In the example I gave, the player was operating under the old model where the DM states the one true narrative of the game world, and everyone else tries to follow along with what's happening - if the DM narrates that arrow as sticking in the orc's back, then that's what happens in the story and anyone who claims otherwise is factually incorrect.

I admitted that this model is a poor fit for 4E, and is one of the major sources of conflict.
 

Balesir

Adventurer
In the example I gave, the player was operating under the old model where the DM states the one true narrative of the game world, and everyone else tries to follow along with what's happening - if the DM narrates that arrow as sticking in the orc's back, then that's what happens in the story and anyone who claims otherwise is factually incorrect.
Oh, right - sorry! I didn't realise you were speaking "in character" ;)
 

Its not narrated as force, and if the DM wanted to say "no, that NPC doesn't slide" he COULD.
Eh? I was under the impression that powers just worked, and generally weren't subject to DM intervention. I thought that was kind of the point of having codified powers rather than relying on improvisation for everything.
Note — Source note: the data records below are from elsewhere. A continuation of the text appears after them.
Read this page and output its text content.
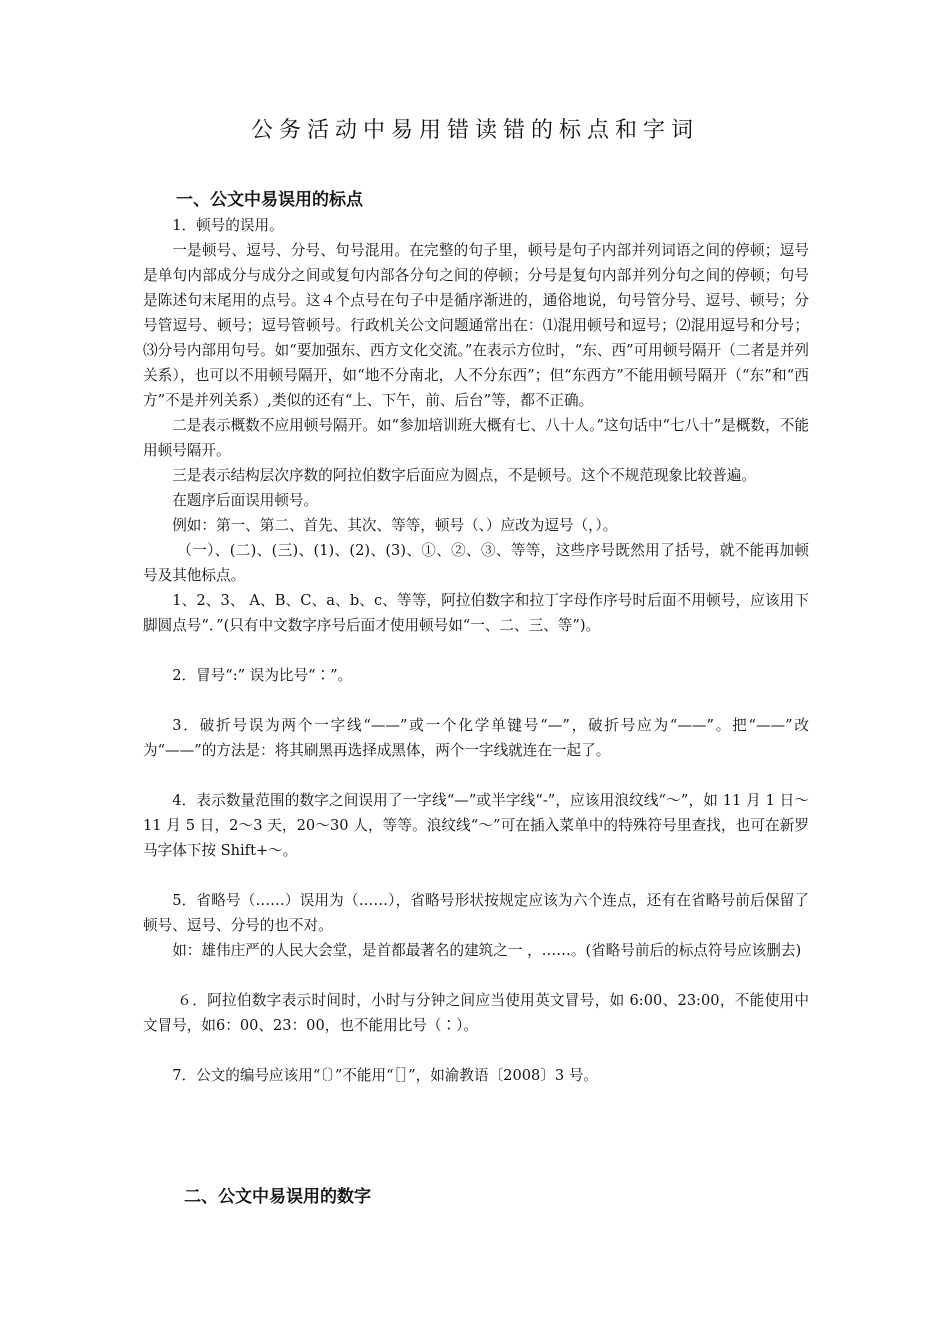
公务活动中易用错读错的标点和字词
一、公文中易误用的标点

1．顿号的误用。

一是顿号、逗号、分号、句号混用。在完整的句子里，顿号是句子内部并列词语之间的停顿；逗号是单句内部成分与成分之间或复句内部各分句之间的停顿；分号是复句内部并列分句之间的停顿；句号是陈述句末尾用的点号。这４个点号在句子中是循序渐进的，通俗地说，句号管分号、逗号、顿号；分号管逗号、顿号；逗号管顿号。行政机关公文问题通常出在：⑴混用顿号和逗号；⑵混用逗号和分号；⑶分号内部用句号。如“要加强东、西方文化交流。”在表示方位时，“东、西”可用顿号隔开（二者是并列关系），也可以不用顿号隔开，如“地不分南北，人不分东西”；但“东西方”不能用顿号隔开（“东”和“西方”不是并列关系）,类似的还有“上、下午，前、后台”等，都不正确。

二是表示概数不应用顿号隔开。如“参加培训班大概有七、八十人。”这句话中“七八十”是概数，不能用顿号隔开。

三是表示结构层次序数的阿拉伯数字后面应为圆点，不是顿号。这个不规范现象比较普遍。

在题序后面误用顿号。

例如：第一、第二、首先、其次、等等，顿号（、）应改为逗号（，）。

（一）、(二)、(三)、(1)、(2)、(3)、①、②、③、等等，这些序号既然用了括号，就不能再加顿号及其他标点。

1、2、3、 A、B、C、a、b、c、等等，阿拉伯数字和拉丁字母作序号时后面不用顿号，应该用下脚圆点号“．”(只有中文数字序号后面才使用顿号如“一、二、三、等”)。

2．冒号“:” 误为比号“∶”。

3．破折号误为两个一字线“——”或一个化学单键号“—”，破折号应为“——”。把“——”改为“——”的方法是：将其刷黑再选择成黑体，两个一字线就连在一起了。

4．表示数量范围的数字之间误用了一字线“—”或半字线“-”，应该用浪纹线“～”，如 11 月 1 日～11 月 5 日，2～3 天，20～30 人，等等。浪纹线“～”可在插入菜单中的特殊符号里查找，也可在新罗马字体下按 Shift+～。

5．省略号（……）误用为（……），省略号形状按规定应该为六个连点，还有在省略号前后保留了顿号、逗号、分号的也不对。

如：雄伟庄严的人民大会堂，是首都最著名的建筑之一 ，……。(省略号前后的标点符号应该删去)

６．阿拉伯数字表示时间时，小时与分钟之间应当使用英文冒号，如 6:00、23:00，不能使用中文冒号，如6：00、23：00，也不能用比号（∶）。

7．公文的编号应该用“〔〕”不能用“［］”，如渝教语〔2008〕3 号。

二、公文中易误用的数字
I mean, even a slime can be knocked prone, right?
 

JamesonCourage

Adventurer
Aaaaaaand we've reached a CAGI discussion. GG, folks.
I think its better for narrative malleability and table handling time in action resolution (leading to a faster-paced game). I know @JamesonCourage disagrees here (I think because it doesn't pass his minimal threshold for process-sim and this dovetails with his sense of player empowerment?)
I don't think The Incredible Hulk necessarily passes my minimum threshold for process-sim -if it's used for superheroes and not fantasy. Because that's my preference. I used to run Mutants and Mastermind one-shots, and have since swapped to simpler system (a 4-page RPG I made myself). Though even that system explicitly puts tons of power in the hands of the players (and has rules for "stunting").

As far as player-empowerment, you're pretty much dead-on. Anytime the rules start to fade away and GM whim begins to take over, that starts to put too much work on the GM and takes away too much power from the players. That truly begins to become a game of Mother May I, which is something I think I see in 4e play reports at higher levels (but I don't know if this thread should get into that).

It's by no means exclusive to 4e; I want to be clear on that. But all the same, the more useless the rules become and the more GM-dependent becomes when it comes to determining what just happened in-game, the less power the players have. And that bugs me for a couple of reasons (discussed many pages back).